More bombast from top Pak general
It may have been a more profitable exercise for Pakistan Army Chief General Raheel Sharif if he had done some soul-searching and taken a historical perspective when he declared on Monday that his country was “fully capable of defeating all sorts of external aggression” and that “enemies” — meaning India — will have to pay an “unbearable cost” for aggression.
All wars with India were initiated by Pakistan and it has been shown time and again that the outcomes weren’t exactly flattering to Islamabad. And that is why our militarist neighbour went ahead and made an art form out of low-intensity conflict, another name for training proxy warriors from the ranks of extremist-terrorists it has spawned and nurtured in a bewildering network matrix for about four decades. In light of the facts on the ground it is therefore unlikely that the people of Pakistan will be impressed with the challenging tone of its military brass.
Some international experts have come to believe that Pakistan is now next only to the United States and Russia in the size of its nuclear arsenal, which is said to have grown rapidly.

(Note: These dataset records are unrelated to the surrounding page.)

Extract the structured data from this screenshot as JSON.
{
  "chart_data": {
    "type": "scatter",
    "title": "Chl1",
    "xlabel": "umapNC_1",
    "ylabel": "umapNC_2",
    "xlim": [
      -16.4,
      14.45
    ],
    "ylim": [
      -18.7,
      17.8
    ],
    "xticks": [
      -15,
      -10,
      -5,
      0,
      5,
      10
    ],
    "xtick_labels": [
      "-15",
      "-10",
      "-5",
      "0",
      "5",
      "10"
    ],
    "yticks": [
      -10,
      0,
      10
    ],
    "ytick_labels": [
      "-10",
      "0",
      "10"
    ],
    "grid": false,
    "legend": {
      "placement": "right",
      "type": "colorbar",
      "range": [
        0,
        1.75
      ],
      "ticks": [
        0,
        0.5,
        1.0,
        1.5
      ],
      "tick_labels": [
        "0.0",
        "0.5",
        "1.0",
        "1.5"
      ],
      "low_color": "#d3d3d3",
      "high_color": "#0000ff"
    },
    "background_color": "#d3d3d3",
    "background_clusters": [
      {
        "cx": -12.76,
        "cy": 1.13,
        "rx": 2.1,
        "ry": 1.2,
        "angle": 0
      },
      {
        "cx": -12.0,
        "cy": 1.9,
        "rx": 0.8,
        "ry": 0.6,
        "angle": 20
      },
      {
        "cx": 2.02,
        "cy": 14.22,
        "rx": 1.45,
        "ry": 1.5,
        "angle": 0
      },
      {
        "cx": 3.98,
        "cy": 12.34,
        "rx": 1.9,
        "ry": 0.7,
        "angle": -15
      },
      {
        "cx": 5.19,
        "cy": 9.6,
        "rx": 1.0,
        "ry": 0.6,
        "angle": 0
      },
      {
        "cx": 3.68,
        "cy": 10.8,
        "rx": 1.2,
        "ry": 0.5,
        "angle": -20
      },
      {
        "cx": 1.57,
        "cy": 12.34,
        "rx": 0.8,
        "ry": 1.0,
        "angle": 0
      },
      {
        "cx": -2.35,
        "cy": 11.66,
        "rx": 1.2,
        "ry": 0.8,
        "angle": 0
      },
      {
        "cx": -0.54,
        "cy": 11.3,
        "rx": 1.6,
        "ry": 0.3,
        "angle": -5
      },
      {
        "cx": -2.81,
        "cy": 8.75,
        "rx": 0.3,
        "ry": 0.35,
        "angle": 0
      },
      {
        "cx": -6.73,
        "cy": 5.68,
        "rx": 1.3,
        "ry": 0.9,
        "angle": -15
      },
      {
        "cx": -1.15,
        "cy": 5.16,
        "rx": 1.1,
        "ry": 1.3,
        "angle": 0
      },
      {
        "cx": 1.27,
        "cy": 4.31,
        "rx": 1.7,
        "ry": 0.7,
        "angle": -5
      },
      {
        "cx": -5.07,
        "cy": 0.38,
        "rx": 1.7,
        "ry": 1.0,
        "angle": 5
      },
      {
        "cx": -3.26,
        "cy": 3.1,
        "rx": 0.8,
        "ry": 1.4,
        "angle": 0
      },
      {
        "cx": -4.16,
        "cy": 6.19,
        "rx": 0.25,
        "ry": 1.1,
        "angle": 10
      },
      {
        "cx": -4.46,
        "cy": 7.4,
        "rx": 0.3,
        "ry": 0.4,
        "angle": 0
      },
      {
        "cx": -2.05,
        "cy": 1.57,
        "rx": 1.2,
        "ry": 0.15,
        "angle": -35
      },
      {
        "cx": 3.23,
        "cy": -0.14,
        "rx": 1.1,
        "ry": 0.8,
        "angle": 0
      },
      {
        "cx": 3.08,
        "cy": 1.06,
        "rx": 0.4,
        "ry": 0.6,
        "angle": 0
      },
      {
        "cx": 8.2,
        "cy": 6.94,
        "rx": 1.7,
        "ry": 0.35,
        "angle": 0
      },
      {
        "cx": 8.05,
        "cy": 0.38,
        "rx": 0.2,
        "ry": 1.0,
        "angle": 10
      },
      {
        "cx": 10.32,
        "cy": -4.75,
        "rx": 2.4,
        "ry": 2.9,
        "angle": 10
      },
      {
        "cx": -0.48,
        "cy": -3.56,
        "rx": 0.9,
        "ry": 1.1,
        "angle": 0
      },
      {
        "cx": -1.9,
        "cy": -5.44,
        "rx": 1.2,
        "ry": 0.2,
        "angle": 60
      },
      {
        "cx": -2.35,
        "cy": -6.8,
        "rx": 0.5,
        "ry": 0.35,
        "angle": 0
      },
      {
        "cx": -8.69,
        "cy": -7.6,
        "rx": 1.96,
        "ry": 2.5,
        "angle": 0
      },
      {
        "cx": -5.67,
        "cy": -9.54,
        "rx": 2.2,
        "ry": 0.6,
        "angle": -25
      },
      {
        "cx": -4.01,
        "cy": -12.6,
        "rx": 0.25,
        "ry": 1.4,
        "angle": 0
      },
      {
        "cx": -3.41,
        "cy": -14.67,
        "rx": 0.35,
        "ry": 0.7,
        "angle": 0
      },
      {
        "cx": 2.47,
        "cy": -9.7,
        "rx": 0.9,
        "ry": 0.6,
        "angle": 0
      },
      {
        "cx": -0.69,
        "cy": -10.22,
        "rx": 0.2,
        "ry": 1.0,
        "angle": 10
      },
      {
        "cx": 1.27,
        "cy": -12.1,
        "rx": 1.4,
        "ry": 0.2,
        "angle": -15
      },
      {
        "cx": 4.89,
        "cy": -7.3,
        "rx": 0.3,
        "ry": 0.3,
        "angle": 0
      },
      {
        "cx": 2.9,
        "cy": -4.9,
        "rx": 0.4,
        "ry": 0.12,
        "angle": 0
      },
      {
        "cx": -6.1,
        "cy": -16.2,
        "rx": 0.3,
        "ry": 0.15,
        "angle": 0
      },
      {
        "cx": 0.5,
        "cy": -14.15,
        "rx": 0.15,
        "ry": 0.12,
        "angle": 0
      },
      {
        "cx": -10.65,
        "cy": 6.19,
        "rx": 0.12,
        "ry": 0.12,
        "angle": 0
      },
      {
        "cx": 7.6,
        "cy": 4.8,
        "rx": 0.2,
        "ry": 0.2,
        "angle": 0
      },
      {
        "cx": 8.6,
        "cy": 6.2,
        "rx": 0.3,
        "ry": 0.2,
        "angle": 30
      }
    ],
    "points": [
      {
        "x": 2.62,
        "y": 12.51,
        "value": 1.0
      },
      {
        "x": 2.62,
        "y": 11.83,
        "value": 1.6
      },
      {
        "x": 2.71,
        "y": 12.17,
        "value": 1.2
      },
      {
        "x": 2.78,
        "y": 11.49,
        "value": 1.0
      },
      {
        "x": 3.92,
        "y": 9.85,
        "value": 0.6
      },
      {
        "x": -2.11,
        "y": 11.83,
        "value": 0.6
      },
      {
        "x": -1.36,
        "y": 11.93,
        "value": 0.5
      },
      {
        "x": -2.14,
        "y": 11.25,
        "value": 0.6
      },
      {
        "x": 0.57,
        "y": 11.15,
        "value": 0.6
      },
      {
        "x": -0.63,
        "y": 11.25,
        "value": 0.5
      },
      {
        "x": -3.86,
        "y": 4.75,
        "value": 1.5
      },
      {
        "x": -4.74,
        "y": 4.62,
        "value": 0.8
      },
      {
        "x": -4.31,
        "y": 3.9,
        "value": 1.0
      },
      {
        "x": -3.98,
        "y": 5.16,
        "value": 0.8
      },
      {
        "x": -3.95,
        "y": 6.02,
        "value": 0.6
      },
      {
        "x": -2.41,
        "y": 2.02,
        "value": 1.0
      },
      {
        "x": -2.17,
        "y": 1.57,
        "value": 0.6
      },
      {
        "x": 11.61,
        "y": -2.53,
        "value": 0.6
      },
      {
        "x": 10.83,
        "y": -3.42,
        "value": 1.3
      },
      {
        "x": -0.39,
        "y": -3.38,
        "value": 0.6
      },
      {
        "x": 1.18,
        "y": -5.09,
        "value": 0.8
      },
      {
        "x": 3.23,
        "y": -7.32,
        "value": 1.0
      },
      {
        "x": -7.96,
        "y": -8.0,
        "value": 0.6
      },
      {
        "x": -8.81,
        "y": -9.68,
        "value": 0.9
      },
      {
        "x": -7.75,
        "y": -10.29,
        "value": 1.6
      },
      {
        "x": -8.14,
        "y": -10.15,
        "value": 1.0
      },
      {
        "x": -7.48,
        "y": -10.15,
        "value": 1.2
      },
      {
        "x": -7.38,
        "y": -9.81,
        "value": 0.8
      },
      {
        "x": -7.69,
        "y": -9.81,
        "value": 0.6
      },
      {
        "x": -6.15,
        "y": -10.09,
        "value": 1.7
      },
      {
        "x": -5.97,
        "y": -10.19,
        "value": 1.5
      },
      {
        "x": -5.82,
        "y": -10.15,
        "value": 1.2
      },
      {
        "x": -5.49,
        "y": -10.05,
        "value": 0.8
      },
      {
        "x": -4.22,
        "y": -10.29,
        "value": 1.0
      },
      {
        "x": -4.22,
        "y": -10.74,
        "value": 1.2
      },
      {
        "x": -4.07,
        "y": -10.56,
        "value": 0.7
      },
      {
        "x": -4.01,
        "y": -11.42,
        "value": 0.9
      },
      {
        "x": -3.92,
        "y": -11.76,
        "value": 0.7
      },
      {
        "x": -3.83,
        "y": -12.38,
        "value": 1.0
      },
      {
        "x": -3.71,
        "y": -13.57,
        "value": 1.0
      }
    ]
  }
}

Perhaps that gives its generals some comfort when they seek to ratchet things a bit for the sake of home consumption and issue threats of an “unbearable” cost to this country.
Seen another way, this is also a means to internationalise the India-Pakistan equation by doing a bit of scare-mongering, saying in effect that nuclear conflict may be at risk of breaking out, and therefore urging the great powers to step into the Kashmir imbroglio.
India has handled all this before — at the military and the diplomatic level, and will no doubt be alert to mischief in any form issuing from Islamabad. The Modi government and the principal Opposition party Congress have in unison reminded General Sharif — who spoke of Kashmir being an “unfinished agenda of Partition” (in this he is hardly being original) — that what remains of that issue is to make Pakistan vacate the illegally occupied parts of J&K.
Senior Pakistani figures have been speaking in bombastic tones of late. This is perhaps due to a measure of overconfidence brought on by excessive solicitousness shown by the US and China to Pakistan of late on account of geopolitical considerations. But it may be in the fitness of things if the generals learn to be more modest.
New Delhi’s policy toward Islamabad has been somewhat muddled in recent months, oscillating between gestures of friendship and appreciation of reality on the ground. The imbalance brought about as a result needs to be corrected early so that a strategy of greater practical utility in dealing with Pakistan can be arrived at and consensus built around it.